To encourage preparers to try the Client Checklist it will be offered for free to those who use PowerTax, PowerTax Lite and 1040 Unlimited. Next year it will likely be available for an additional fee.

Kirkendall says the goal is for 30 percent of customers to use the checklist for the first year. It is believed that it will increase the success rate of the accountants getting all of the right information from their clients in the first visit. It also helps tax preparers add value to their services.

"We feel we are just touching the surface and feel there is a way to redesign how professionals work with their clients," says Kirkendall, who noted that it also is offering new Client Presentation and Client Advisor tools.

To help tax professionals further demonstrate their value beyond just the tax return, the Client Presentation can create charts and graphs of a two-year comparison of income, deductions and exemptions. The Client Advisor enables preparers to make tax recommendations for the next tax year based on the client's age, dependents, education, income, etc.

Intuit's Lacerte will continue to offer the print and electronic organizer that is currently part of the product, but will not be offering the Client Checklist for this year. However, that could change in the future.

Also recognizing the importance of offering an organizer online, Orrtax is testing a Web organizer this year with 15 to 20 firms. A full rollout of the organizer is planned for next year.

"A lot of our clients are asking for Web development," says Annette Hancock, product manager for the Web organizer.

The online organizer, which is part of and integrates with Orrtax's IntelliTax Individual, is similar to the Windows-based organizer that Orrtax currently offers. Beginning this month, Orrtax will send the link to its EROs testing the product. They can then paste it as a link on their Web site or rebrand it. Taxpayers will then receive a password and PIN to access the organizer.

It is expected that the final product release will include a dynamic checklist, based on what information is entered, instructing taxpayers what information to provide to their tax preparer prior to the tax return preparation.

"I think that many of our clients will want to add this onto their site," says Hancock.
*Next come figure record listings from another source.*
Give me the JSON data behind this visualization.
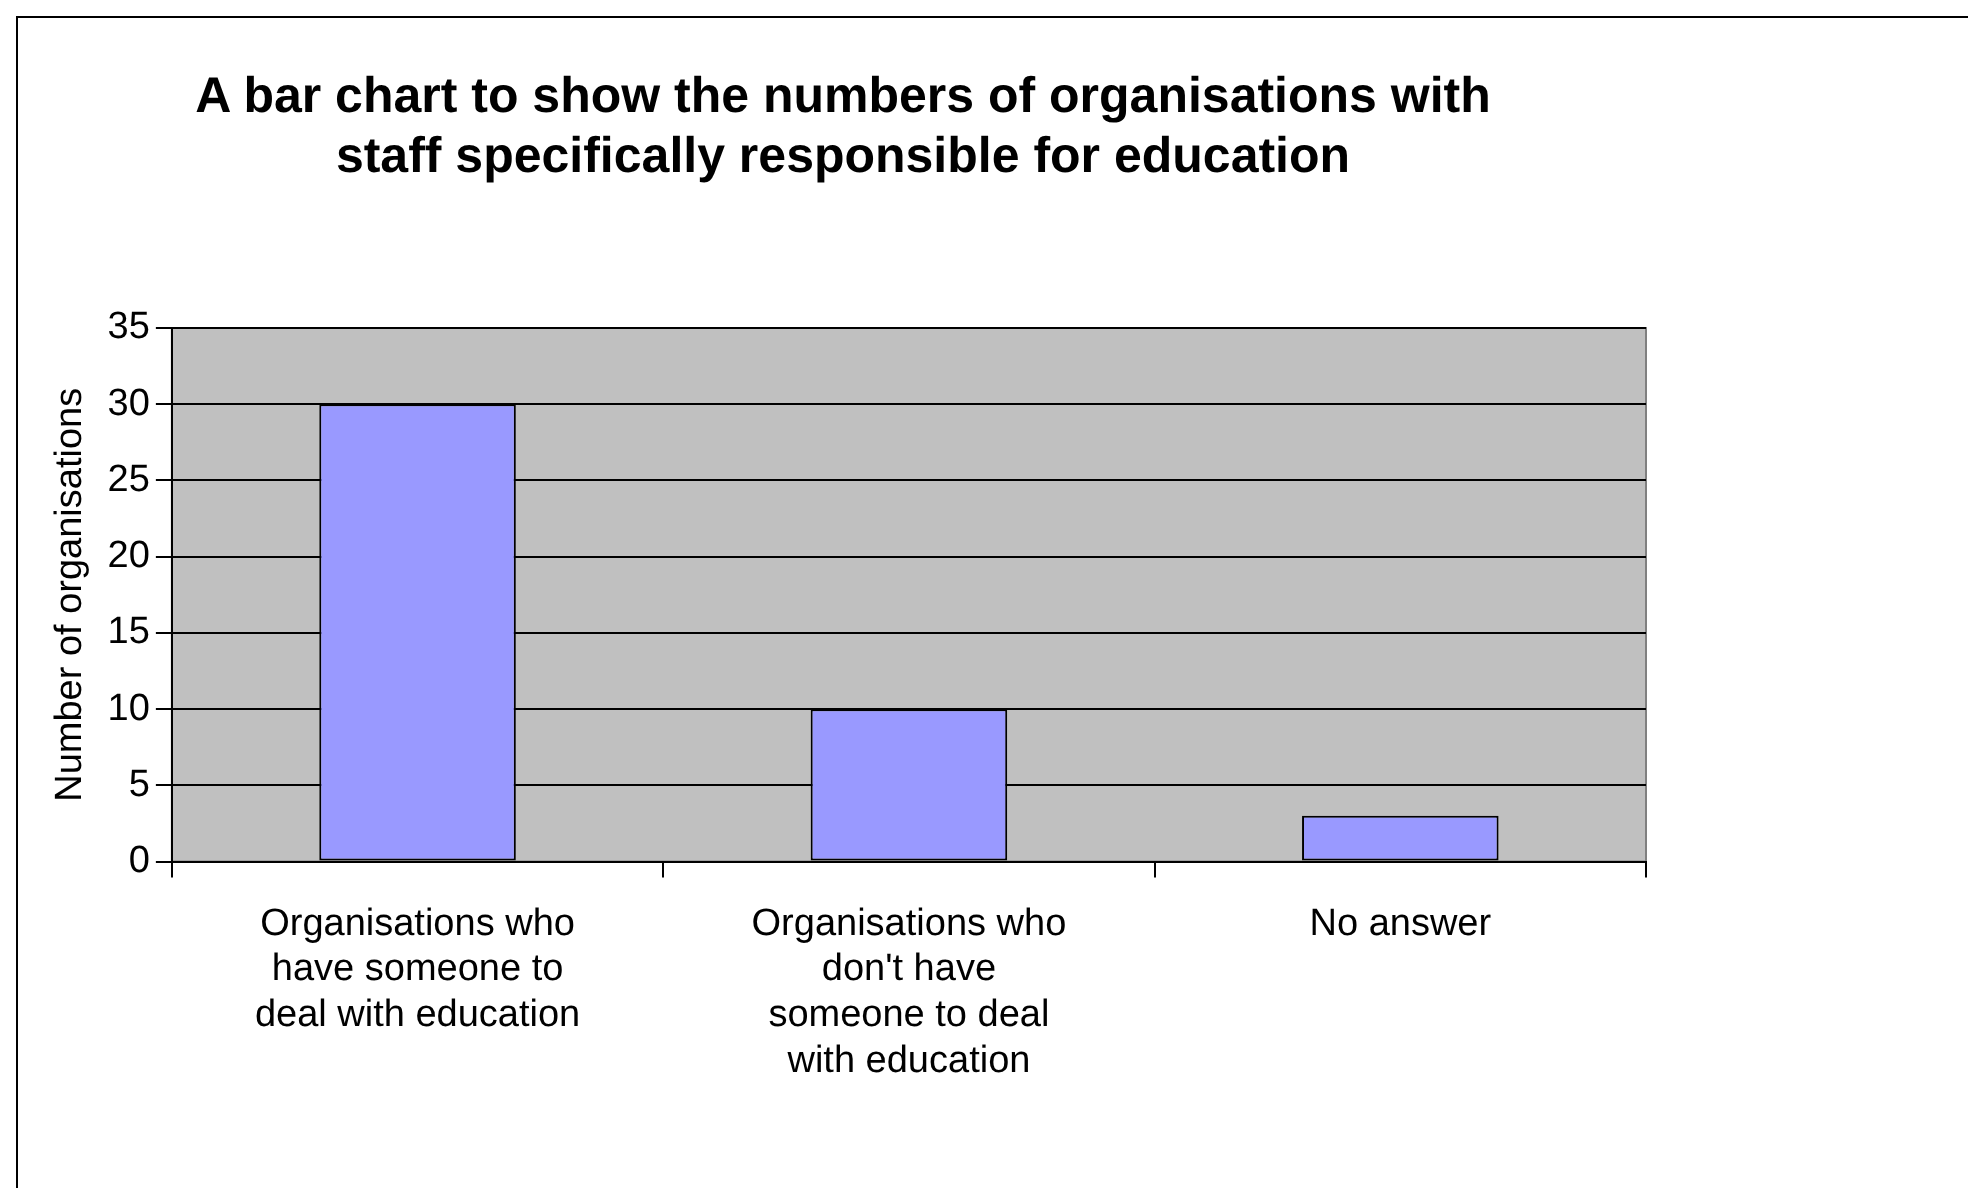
{
  "chart_data": {
    "type": "bar",
    "title": "A bar chart to show the numbers of organisations with staff specifically responsible for education",
    "ylabel": "Number of organisations",
    "categories": [
      "Organisations who have someone to deal with education",
      "Organisations who don't have someone to deal with education",
      "No answer"
    ],
    "values": [
      30,
      10,
      3
    ],
    "color": "#9999ff",
    "ylim": [
      0,
      35
    ],
    "yticks": [
      0,
      5,
      10,
      15,
      20,
      25,
      30,
      35
    ],
    "grid": "y"
  }
}
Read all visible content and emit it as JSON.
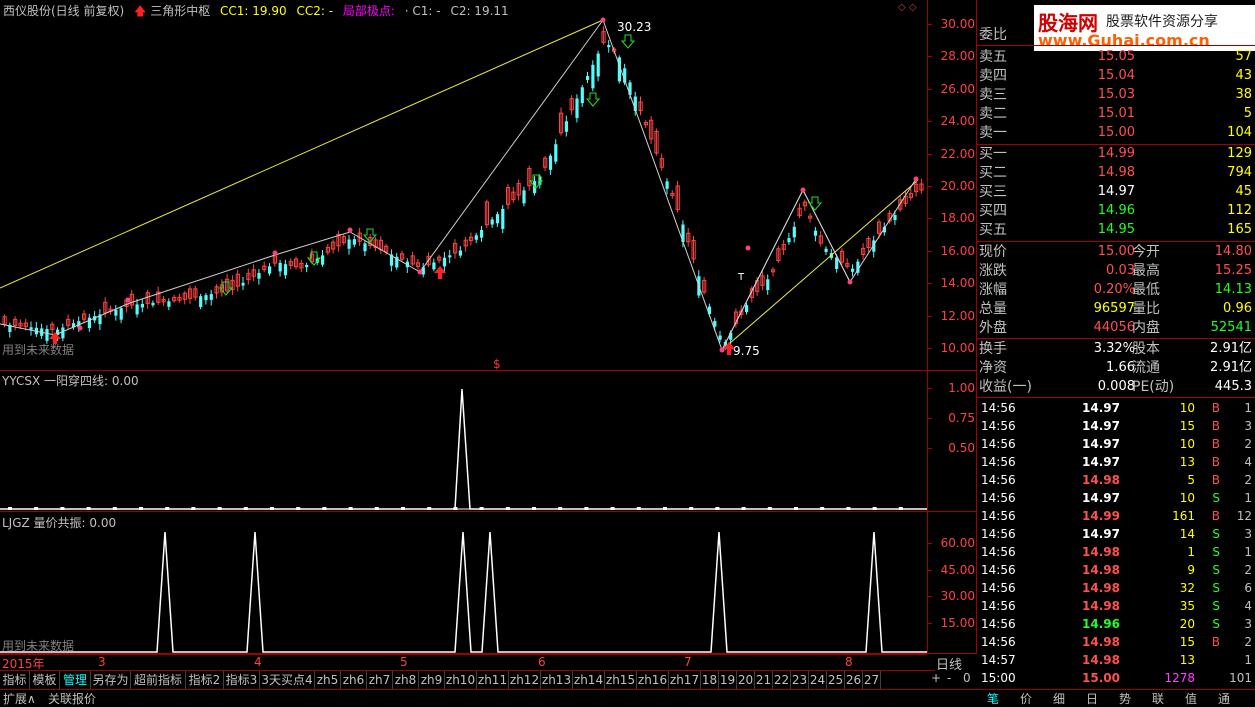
{
  "header": {
    "stock": "西仪股份(日线 前复权)",
    "indicator": "三角形中枢",
    "cc1": "CC1: 19.90",
    "cc2": "CC2: -",
    "local": "局部极点:",
    "c1": "· C1: -",
    "c2": "C2: 19.11"
  },
  "main_chart": {
    "watermark": "用到未来数据",
    "high_label": "30.23",
    "low_label": "9.75",
    "y_ticks": [
      "30.00",
      "28.00",
      "26.00",
      "24.00",
      "22.00",
      "20.00",
      "18.00",
      "16.00",
      "14.00",
      "12.00",
      "10.00"
    ],
    "dollar": "$",
    "t_marker": "T"
  },
  "sub1": {
    "title": "YYCSX 一阳穿四线: 0.00",
    "y_ticks": [
      "1.00",
      "0.75",
      "0.50"
    ]
  },
  "sub2": {
    "title": "LJGZ 量价共振: 0.00",
    "watermark": "用到未来数据",
    "y_ticks": [
      "60.00",
      "45.00",
      "30.00",
      "15.00"
    ]
  },
  "x_axis": {
    "labels": [
      "2015年",
      "3",
      "4",
      "5",
      "6",
      "7",
      "8"
    ],
    "period": "日线"
  },
  "tabs": [
    "指标",
    "模板",
    "管理",
    "另存为",
    "超前指标",
    "指标2",
    "指标3",
    "3天买点4",
    "zh5",
    "zh6",
    "zh7",
    "zh8",
    "zh9",
    "zh10",
    "zh11",
    "zh12",
    "zh13",
    "zh14",
    "zh15",
    "zh16",
    "zh17",
    "18",
    "19",
    "20",
    "21",
    "22",
    "23",
    "24",
    "25",
    "26",
    "27"
  ],
  "tab_controls": [
    "+",
    "-",
    "0"
  ],
  "bottom_left": [
    "扩展∧",
    "关联报价"
  ],
  "bottom_right": [
    "笔",
    "价",
    "细",
    "日",
    "势",
    "联",
    "值",
    "通"
  ],
  "watermark_logo": {
    "name": "股海网",
    "sub": "股票软件资源分享",
    "url": "www.Guhai.com.cn"
  },
  "order_book": {
    "ratio_label": "委比",
    "asks": [
      {
        "label": "卖五",
        "price": "15.05",
        "vol": "57"
      },
      {
        "label": "卖四",
        "price": "15.04",
        "vol": "43"
      },
      {
        "label": "卖三",
        "price": "15.03",
        "vol": "38"
      },
      {
        "label": "卖二",
        "price": "15.01",
        "vol": "5"
      },
      {
        "label": "卖一",
        "price": "15.00",
        "vol": "104"
      }
    ],
    "bids": [
      {
        "label": "买一",
        "price": "14.99",
        "vol": "129"
      },
      {
        "label": "买二",
        "price": "14.98",
        "vol": "794"
      },
      {
        "label": "买三",
        "price": "14.97",
        "vol": "45"
      },
      {
        "label": "买四",
        "price": "14.96",
        "vol": "112"
      },
      {
        "label": "买五",
        "price": "14.95",
        "vol": "165"
      }
    ]
  },
  "quote": [
    {
      "l1": "现价",
      "v1": "15.00",
      "l2": "今开",
      "v2": "14.80"
    },
    {
      "l1": "涨跌",
      "v1": "0.03",
      "l2": "最高",
      "v2": "15.25"
    },
    {
      "l1": "涨幅",
      "v1": "0.20%",
      "l2": "最低",
      "v2": "14.13"
    },
    {
      "l1": "总量",
      "v1": "96597",
      "l2": "量比",
      "v2": "0.96"
    },
    {
      "l1": "外盘",
      "v1": "44056",
      "l2": "内盘",
      "v2": "52541"
    }
  ],
  "stats": [
    {
      "l1": "换手",
      "v1": "3.32%",
      "l2": "股本",
      "v2": "2.91亿"
    },
    {
      "l1": "净资",
      "v1": "1.66",
      "l2": "流通",
      "v2": "2.91亿"
    },
    {
      "l1": "收益(一)",
      "v1": "0.008",
      "l2": "PE(动)",
      "v2": "445.3"
    }
  ],
  "ticks": [
    {
      "t": "14:56",
      "p": "14.97",
      "v": "10",
      "d": "B",
      "n": "1"
    },
    {
      "t": "14:56",
      "p": "14.97",
      "v": "15",
      "d": "B",
      "n": "3"
    },
    {
      "t": "14:56",
      "p": "14.97",
      "v": "10",
      "d": "B",
      "n": "2"
    },
    {
      "t": "14:56",
      "p": "14.97",
      "v": "13",
      "d": "B",
      "n": "4"
    },
    {
      "t": "14:56",
      "p": "14.98",
      "v": "5",
      "d": "B",
      "n": "2"
    },
    {
      "t": "14:56",
      "p": "14.97",
      "v": "10",
      "d": "S",
      "n": "1"
    },
    {
      "t": "14:56",
      "p": "14.99",
      "v": "161",
      "d": "B",
      "n": "12"
    },
    {
      "t": "14:56",
      "p": "14.97",
      "v": "14",
      "d": "S",
      "n": "3"
    },
    {
      "t": "14:56",
      "p": "14.98",
      "v": "1",
      "d": "S",
      "n": "1"
    },
    {
      "t": "14:56",
      "p": "14.98",
      "v": "9",
      "d": "S",
      "n": "2"
    },
    {
      "t": "14:56",
      "p": "14.98",
      "v": "32",
      "d": "S",
      "n": "6"
    },
    {
      "t": "14:56",
      "p": "14.98",
      "v": "35",
      "d": "S",
      "n": "4"
    },
    {
      "t": "14:56",
      "p": "14.96",
      "v": "20",
      "d": "S",
      "n": "3"
    },
    {
      "t": "14:56",
      "p": "14.98",
      "v": "15",
      "d": "B",
      "n": "2"
    },
    {
      "t": "14:57",
      "p": "14.98",
      "v": "13",
      "d": "",
      "n": "1"
    },
    {
      "t": "15:00",
      "p": "15.00",
      "v": "1278",
      "d": "",
      "n": "101"
    }
  ],
  "colors": {
    "up": "#ff4444",
    "down": "#54fcfc",
    "border": "#a00000",
    "yellow": "#ffff00",
    "green": "#00ff00",
    "magenta": "#ff00ff"
  }
}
Lyle Petersen, VP of sales for TaxWorks, says the company currently offers a tax organizer that integrates with its paperless office and can be emailed or printed and mailed to a client. However, the company is looking to launch a Web-based organizer, possibly next year.

In an effort to urge more preparers to take advantage of its current tax organizer offering, TaxWorks, which recently joined H&R Block as an independent subsidiary, this year made its organizer customizable so users can insert letterheads, add borders, etc. It also integrates with the scheduler so a prescheduled appointment can be sent to the taxpayer with the organizer.

"We have found that most [tax preparers] like to send them out as a reminder that it is time to come back," says Petersen. In other words, the organizers are as much of a marketing tool as they are a data collection tool.